Endlich waren wir mit dem Einpacken fertig. Ich schlug Meg noch vor erst einmal gemütlich eine Tasse Tee zu trinken bevor wir weitermachten. Oh ja gute Idee! Ich muss dir nämlich unbedingt noch etwas erzählen bevor wir weitermachen! Also ging ich ins Wohnzimmer und stellte die Tassen auf den Tisch, während sich Meg anbot kurz nach Madeleine zu sehen. Als sie wenig später wiederkam, kochte das Teewasser bereits. Kind müsste man sein, die kleine schläft seelenruhig. – Ja? Gut danke dir! Ich goss uns gerade Tee ein, als mich plötzlich ein dumpfer Schlag gefolgt vom Geräusch splitternden Glases auffahren lies.
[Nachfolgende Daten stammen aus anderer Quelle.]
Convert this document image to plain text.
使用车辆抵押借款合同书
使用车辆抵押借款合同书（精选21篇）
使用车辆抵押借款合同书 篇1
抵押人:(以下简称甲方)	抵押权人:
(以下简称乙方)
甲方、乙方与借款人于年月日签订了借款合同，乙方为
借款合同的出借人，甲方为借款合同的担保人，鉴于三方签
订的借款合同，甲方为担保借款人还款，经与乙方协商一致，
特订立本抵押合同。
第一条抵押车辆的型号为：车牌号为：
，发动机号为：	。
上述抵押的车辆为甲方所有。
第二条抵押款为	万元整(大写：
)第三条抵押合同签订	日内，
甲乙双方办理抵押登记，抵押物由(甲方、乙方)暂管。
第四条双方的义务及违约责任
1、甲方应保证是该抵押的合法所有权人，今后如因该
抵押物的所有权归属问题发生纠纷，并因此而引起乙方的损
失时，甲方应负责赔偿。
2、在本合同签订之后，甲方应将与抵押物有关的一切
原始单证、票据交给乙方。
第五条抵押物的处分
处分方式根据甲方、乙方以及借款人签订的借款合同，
Erschrocken wandte ich mich zu Meg, die auch wie vom Blitz getroffen aufgesprungen war. Oh mein Gott was war das? Das kommt von der Spiegelkammer! Ja das höre ich doch auch! Was ist da bloß los? Ein zweiter Schlag mit dem selben Effekt lies uns endgültig die Fassung verlieren. Da ist jemand! Wer könnte das nur sein? – Oh Meg sprich es nicht aus was ich befürchte! Das kann doch nicht war sein!
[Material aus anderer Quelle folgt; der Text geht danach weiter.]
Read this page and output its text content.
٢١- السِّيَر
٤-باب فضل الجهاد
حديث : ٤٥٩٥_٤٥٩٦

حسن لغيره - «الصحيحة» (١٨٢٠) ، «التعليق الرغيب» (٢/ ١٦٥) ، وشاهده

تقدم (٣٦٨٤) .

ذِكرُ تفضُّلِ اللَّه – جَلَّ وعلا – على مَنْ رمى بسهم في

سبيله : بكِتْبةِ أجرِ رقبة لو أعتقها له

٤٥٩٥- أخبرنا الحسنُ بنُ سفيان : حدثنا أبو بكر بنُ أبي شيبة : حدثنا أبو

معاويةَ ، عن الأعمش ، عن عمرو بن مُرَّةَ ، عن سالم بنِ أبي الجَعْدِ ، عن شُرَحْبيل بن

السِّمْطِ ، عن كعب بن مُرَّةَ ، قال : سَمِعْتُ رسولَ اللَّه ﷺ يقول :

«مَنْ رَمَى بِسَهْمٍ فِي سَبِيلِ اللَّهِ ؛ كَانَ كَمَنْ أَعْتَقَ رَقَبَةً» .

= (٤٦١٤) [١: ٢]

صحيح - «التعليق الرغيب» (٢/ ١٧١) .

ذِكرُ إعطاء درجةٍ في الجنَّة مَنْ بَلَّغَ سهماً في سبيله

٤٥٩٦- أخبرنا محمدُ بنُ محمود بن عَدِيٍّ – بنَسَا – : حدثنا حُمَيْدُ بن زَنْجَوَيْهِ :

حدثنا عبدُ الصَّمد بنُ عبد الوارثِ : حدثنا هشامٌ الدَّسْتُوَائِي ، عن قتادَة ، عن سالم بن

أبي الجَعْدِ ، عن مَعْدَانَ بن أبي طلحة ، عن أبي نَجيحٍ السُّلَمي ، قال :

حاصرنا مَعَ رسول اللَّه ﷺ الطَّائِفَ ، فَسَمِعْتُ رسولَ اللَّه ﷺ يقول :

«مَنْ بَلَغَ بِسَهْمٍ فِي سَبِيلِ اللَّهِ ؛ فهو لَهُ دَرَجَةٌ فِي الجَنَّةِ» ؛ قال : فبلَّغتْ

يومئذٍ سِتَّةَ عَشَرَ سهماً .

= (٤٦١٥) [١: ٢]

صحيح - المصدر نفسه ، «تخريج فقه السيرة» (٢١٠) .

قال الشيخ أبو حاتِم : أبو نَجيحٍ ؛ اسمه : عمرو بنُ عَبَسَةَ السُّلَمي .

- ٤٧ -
Meine Gedanken wirbelten nur so durcheinander. Einen klaren Kopf bewahren dachte ich noch. Ich konnte mir lebhaft vorstellen wer da in der Kammer stand. Und dieser hat sich wohl gedacht das er ich mit Gewalt Zugang zur Wohnung verschaffen konnte. Und was soll ich noch sagen, damit hatte er wohl richtig gedacht! Und wenn es wirklich so war, dann war auch niemand hier, der imstande wäre ihn aufzuhalten. Er würde seine Rache bekommen.

Schließlich war Meg es, die als erstes ihre Fassung wiederhatte! Christine warte hier! Ich sehe nach wer da ist. – Meg warte! – Doch sie war schon auf halben Weg zur Tür. Sie griff noch nach dem Dolch, der dort auf einem kleinen Schränkchen lag. Meg komm zurück! Bist du wahnsinnig geworden?
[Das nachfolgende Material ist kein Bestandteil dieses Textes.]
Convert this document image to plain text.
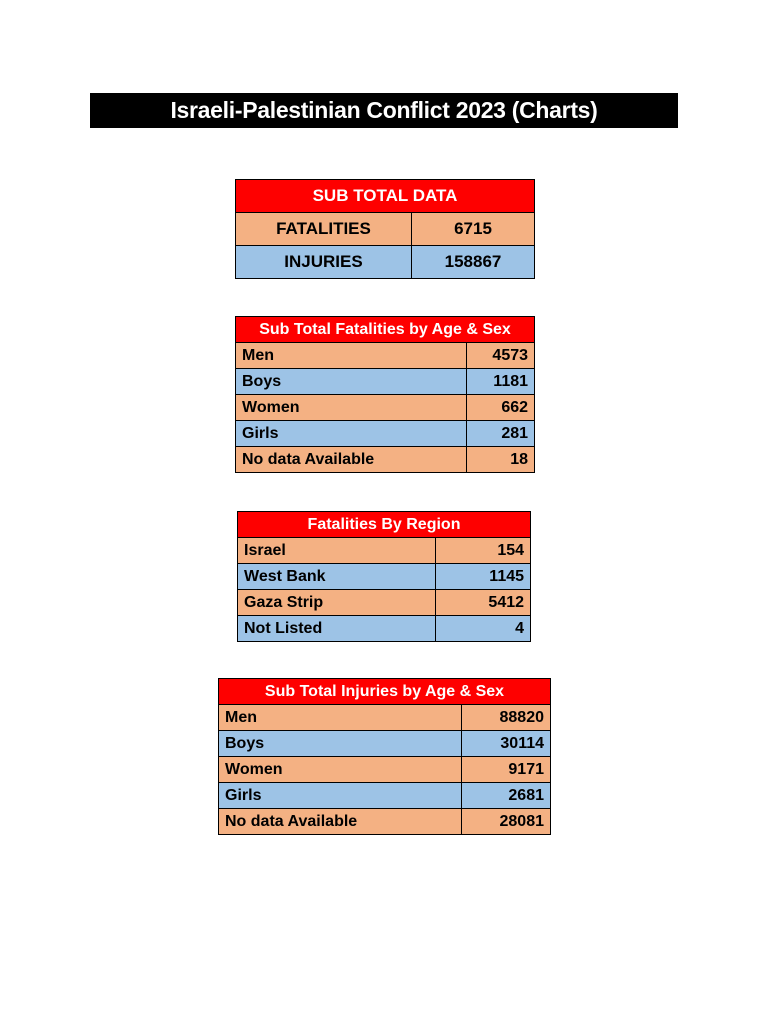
Israeli-Palestinian Conflict 2023 (Charts)
SUB TOTAL DATA	
FATALITIES	6715
INJURIES	158867
Sub Total Fatalities by Age & Sex	
Men	4573
Boys	1181
Women	662
Girls	281
No data Available	18
Fatalities By Region	
Israel	154
West Bank	1145
Gaza Strip	5412
Not Listed	4
Sub Total Injuries by Age & Sex	
Men	88820
Boys	30114
Women	9171
Girls	2681
No data Available	28081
Ich konnte mich immer noch nicht bewegen. Ich starrte nur weiter wie gebannt auf die Tür. Meg! Weiter kam ich nicht mehr, als die Tür mit einem lauten krachen zersplitterte. Ich registriert gerade noch, das irgendjemand nach Megs Arm griff und sie durch die Türe zog. Sie versuchte noch mir zuzurufen, dass ich verschwinden sollte. Doch kaum eine Sekunde später hörte ich, das irgendetwas mit ungeheurer Wucht gegen einen der Spiegel geschleudert wurde, und dieser darauf hin zerbrach. Und was machte ich? Stand immer noch wie angewurzelt am Tisch und war nicht einmal in der Lage den Mund aufzumachen. Und es wurde auch nicht besser, als plötzlich Raoul vor mir stand.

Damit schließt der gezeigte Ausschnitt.